Change the minimum log level shown to the client. Set it to DEBUG1
.
SET client_min_messages TO DEBUG1;
To check the current level for client_min_messages, you can query:
SHOW client_min_messages;
The available levels are typically:
debug5
debug4
debug3
debug2
debug1
log
notice
warning
error
In TimescaleDB, background workers are essential for performing maintenance tasks like compression, continuous aggregate refreshes, and data retention. Occasionally, you might need to restart these workers to address specific issues, including the following:
Resolving locks on hypertables caused by stalled jobs
Refreshing processes that might be in an unexpected state
To restart the background workers, run the following query:
SELECT _timescaledb_functions.start_background_workers();
For TimescaleDB versions earlier than 2.12, use this query:
SELECT _timescaledb_internal.start_background_workers();
When you execute this query, the workers are stopped and restarted gracefully, sending a friendly SIGTERM
signal to ensure tasks are paused safely without disrupting normal operations.
And what if PostgreSQL stops? See how TimescaleDB solves the problem of PostgreSQL locks.
timescaledb_information.jobs is a system view in TimescaleDB that provides information about scheduled jobs.

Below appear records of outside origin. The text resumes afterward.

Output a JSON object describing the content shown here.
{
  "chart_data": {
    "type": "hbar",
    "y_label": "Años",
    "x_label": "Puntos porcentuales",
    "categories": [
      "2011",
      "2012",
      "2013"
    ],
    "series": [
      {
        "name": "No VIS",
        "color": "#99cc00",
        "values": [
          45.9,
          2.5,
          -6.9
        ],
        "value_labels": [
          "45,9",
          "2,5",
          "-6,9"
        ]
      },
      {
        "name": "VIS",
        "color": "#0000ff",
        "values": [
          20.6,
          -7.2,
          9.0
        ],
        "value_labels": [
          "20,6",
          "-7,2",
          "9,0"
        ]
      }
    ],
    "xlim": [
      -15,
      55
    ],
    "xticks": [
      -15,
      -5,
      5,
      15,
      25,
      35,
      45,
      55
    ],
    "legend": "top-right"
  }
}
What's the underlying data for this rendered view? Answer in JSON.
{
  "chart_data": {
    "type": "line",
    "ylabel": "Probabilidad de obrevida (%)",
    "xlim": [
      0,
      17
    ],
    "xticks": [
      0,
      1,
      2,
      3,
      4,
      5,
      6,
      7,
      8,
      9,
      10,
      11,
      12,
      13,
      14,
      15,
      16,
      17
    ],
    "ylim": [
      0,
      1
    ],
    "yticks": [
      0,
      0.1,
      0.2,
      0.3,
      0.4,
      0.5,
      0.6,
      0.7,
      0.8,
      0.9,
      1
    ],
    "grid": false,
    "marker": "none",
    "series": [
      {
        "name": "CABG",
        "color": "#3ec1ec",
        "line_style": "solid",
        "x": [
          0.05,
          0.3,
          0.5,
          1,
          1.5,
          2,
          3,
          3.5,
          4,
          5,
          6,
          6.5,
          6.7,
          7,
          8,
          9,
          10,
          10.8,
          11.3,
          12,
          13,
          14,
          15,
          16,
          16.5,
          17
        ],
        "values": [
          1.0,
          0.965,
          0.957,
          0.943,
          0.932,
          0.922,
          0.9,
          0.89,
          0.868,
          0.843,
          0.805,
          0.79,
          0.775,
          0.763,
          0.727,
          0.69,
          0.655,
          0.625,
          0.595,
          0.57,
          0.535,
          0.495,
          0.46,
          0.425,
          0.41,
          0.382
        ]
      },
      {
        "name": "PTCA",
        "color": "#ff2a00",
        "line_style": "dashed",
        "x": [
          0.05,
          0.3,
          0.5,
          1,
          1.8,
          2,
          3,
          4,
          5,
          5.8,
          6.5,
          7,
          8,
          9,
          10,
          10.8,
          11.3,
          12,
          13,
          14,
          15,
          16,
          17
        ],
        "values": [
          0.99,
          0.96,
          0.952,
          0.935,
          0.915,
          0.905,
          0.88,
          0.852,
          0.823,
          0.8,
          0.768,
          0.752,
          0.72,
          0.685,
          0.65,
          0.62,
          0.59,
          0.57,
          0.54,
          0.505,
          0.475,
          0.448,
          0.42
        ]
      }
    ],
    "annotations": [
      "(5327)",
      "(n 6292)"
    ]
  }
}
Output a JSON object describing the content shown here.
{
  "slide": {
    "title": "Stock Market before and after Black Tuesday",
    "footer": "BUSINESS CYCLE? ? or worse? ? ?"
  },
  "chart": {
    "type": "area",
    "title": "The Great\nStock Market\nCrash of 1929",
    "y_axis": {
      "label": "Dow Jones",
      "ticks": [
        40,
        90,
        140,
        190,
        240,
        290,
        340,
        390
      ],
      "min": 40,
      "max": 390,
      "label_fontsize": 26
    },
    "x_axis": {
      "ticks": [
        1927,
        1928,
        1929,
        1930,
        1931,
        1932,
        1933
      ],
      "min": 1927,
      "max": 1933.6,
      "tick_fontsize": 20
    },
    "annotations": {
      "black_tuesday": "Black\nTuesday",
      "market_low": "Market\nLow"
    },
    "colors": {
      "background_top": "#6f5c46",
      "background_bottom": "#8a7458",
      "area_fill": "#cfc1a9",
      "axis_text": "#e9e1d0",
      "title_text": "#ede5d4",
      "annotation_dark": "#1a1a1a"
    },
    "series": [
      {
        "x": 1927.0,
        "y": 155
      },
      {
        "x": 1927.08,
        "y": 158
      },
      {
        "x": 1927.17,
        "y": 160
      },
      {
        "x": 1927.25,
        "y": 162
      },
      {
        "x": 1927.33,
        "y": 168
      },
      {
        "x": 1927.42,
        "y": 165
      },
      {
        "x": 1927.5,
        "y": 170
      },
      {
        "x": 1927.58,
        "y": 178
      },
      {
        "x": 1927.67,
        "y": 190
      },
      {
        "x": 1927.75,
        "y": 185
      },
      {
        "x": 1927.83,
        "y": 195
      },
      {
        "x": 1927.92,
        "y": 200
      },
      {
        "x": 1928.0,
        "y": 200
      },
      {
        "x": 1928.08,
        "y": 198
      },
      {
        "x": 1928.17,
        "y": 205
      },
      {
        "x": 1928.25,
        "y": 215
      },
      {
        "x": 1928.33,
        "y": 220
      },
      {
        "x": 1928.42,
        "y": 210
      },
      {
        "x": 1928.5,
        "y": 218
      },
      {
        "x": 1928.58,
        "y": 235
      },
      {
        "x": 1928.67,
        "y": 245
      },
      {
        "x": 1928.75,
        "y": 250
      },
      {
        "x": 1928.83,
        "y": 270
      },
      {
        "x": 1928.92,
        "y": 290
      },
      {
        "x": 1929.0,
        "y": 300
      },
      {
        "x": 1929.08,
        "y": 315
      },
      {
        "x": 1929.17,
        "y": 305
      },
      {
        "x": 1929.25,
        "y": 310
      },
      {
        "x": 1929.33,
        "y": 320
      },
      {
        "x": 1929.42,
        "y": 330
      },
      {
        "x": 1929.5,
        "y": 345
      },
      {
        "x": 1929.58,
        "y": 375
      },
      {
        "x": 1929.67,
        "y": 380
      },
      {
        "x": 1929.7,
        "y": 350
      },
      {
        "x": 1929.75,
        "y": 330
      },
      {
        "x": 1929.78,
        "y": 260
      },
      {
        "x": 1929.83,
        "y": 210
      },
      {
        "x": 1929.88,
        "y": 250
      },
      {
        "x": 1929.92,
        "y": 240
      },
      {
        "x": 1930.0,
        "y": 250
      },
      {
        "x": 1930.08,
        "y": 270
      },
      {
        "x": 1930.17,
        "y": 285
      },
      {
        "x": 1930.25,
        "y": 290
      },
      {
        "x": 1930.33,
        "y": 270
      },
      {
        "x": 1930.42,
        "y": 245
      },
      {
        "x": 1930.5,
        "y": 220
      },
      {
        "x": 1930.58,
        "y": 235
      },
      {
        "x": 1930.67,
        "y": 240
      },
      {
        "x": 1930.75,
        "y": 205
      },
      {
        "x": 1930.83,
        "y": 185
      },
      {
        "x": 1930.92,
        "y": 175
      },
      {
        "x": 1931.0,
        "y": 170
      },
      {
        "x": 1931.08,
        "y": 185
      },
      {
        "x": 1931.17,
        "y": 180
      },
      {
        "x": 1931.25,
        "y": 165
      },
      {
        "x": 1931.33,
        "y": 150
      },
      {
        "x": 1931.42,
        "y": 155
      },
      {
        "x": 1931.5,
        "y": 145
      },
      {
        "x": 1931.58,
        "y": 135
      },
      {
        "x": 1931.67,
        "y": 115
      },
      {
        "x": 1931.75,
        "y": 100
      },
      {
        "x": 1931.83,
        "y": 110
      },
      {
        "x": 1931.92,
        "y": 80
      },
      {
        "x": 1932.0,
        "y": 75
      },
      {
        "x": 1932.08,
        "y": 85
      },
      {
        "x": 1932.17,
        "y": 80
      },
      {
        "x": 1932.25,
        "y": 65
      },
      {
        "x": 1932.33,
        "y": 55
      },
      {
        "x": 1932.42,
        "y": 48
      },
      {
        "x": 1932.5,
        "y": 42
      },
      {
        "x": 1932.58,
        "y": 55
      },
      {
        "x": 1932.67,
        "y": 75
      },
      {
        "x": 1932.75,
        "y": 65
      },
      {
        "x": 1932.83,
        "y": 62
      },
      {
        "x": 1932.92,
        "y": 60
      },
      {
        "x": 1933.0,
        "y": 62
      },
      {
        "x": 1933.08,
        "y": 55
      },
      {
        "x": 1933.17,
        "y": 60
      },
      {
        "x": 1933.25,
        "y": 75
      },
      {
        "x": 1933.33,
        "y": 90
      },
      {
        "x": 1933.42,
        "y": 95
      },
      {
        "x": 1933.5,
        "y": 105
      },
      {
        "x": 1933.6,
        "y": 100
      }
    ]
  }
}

You can see a list of all your currently registered jobs by querying the job scheduler like this:
tsdb=> SELECT * FROM timescaledb_information.jobs;
-[ RECORD 1 ]-----+----------------------------------------
job_id | 3
application_name | Job History Log Retention Policy [3]
schedule_interval | 1 mon
max_runtime | 01:00:00
max_retries | -1
retry_period | 01:00:00
proc_schema | _timescaledb_functions
proc_name | policy_job_stat_history_retention
owner | postgres
scheduled | t
fixed_schedule | t
config | {"drop_after": "1 month"}
next_start | 2024-12-01 00:00:00+00
initial_start | 2000-01-01 00:00:00+00
hypertable_schema |
hypertable_name |
check_schema | _timescaledb_functions
check_name | policy_job_stat_history_retention_check
First, get the job ID from timescaledb_information.
To turn off the automatic scheduling of a job where 1000 is your job ID, use this query:
SELECT alter_job(1000, scheduled => false);
And to completely delete the job, you can use the following:
SELECT delete_job(1234);
If you want to see what jobs are triggered by user-defined actions, you can use the following query:
SELECT * FROM timescaledb_information.jobs where application_name like 'User-Define%';
Use this query to retrieve job statistics for a specific hypertable named test_table
in TimescaleDB. It pulls details from the timescaledb_information.job_stats view, which stores metrics about scheduled jobs managed by TimescaleDB’s job scheduler.
SELECT job_id,
total_runs,
total_failures,
total_successe
FROM timescaledb_information.job_stats
WHERE hypertable_name = 'test_table';
The following query retrieves error details for jobs managed by the TimescaleDB job scheduler from the timescaledb_information.job_errors view. This view brings information about errors encountered during job execution, providing valuable insights for debugging and maintaining the job scheduling system.
SELECT job_id, proc_schema, proc_name, pid, sqlerrcode, err_message from timescaledb_information.job_errors ;
User-defined functions (UDFs) in PostgreSQL are powerful tools that allow you to create custom operations to enhance data processing capabilities. When combined with Timescale’s job scheduler, you can significantly improve the execution of these functions at specified time intervals. Additionally, by monitoring your queries, you can track various aspects of your jobs, ensuring optimal performance and reliability.